This is what I’ve been feeling like lately. Overwhelmed and sad and wanting to hold on to everything wonderful from last year and the year before and all the years before that. Yeah, I’m having a mid-life crisis at sixteen. You don’t need to tell me I’m pathetic.
But at least I can comfort myself by resorting to the ever-refreshing human behaviour of comparing myself to everyone else. (UNBELIEVABLY therapeutic!) Yeah so I’m concerned about my marks…but I’m nowhere near as bad as that girl who stopped me in the hall to hyperventilate about losing two points on a multiple choice quiz. (I walked away in a huff while she gasped for air.) And maybe I’m slightly panicked about where to apply for university and where I’m going to get the money to pay for it all…but at least I won’t consider myself a total failure if I don’t get accepted into Harvard Med.
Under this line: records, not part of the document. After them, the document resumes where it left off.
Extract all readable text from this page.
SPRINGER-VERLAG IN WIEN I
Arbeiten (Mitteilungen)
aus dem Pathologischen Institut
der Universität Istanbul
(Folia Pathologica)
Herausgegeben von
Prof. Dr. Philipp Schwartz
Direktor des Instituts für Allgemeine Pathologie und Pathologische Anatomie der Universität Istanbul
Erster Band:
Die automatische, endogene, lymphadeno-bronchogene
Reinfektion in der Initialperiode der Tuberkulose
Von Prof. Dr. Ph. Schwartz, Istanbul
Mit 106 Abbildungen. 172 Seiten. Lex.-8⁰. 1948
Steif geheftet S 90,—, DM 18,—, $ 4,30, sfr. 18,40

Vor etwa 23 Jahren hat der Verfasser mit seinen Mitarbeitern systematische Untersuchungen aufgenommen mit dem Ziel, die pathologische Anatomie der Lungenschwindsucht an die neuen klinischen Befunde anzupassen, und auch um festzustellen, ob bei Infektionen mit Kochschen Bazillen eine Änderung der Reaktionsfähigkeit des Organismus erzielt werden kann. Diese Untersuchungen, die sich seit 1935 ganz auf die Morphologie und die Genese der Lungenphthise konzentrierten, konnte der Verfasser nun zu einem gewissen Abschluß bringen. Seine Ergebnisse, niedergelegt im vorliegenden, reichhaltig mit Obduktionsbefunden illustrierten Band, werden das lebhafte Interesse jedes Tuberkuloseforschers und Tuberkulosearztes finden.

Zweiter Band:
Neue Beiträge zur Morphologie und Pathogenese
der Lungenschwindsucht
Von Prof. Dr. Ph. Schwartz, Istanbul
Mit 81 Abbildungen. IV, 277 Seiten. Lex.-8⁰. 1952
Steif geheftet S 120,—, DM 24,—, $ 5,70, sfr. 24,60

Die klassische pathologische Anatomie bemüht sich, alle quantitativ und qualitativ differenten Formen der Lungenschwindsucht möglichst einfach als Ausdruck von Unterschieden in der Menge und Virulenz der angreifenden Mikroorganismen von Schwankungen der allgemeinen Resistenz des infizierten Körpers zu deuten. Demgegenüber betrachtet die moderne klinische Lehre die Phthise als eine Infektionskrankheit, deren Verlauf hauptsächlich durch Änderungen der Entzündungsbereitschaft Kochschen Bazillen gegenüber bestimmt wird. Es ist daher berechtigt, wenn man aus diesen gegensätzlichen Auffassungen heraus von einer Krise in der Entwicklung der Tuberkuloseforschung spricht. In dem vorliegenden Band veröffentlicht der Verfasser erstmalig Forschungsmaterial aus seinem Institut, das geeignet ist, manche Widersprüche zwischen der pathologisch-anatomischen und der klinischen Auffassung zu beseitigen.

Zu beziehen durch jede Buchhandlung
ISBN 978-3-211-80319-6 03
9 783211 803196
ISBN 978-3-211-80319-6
And I guess you could say that I spend more than a healthy amount of time worrying about losing touch with friends I had last year that I simply no longer see…but at least I care. Most of all though, I’m scared of time. Time moving too quickly. Time forcing me forward before I’m ready to move. Time eating up all the simplicity of youth.
As you can see, a stupid amount of melodrama goes on in my mind. Just in case you need more evidence, I found this scribbled in my notebook: “Someday I think I’ll go to Dollarama, buy a cheap clock, and on the way home, smash it heavily with a big, big rock.” Bit much, says you? Lily Allen gets it though, she absolutely does.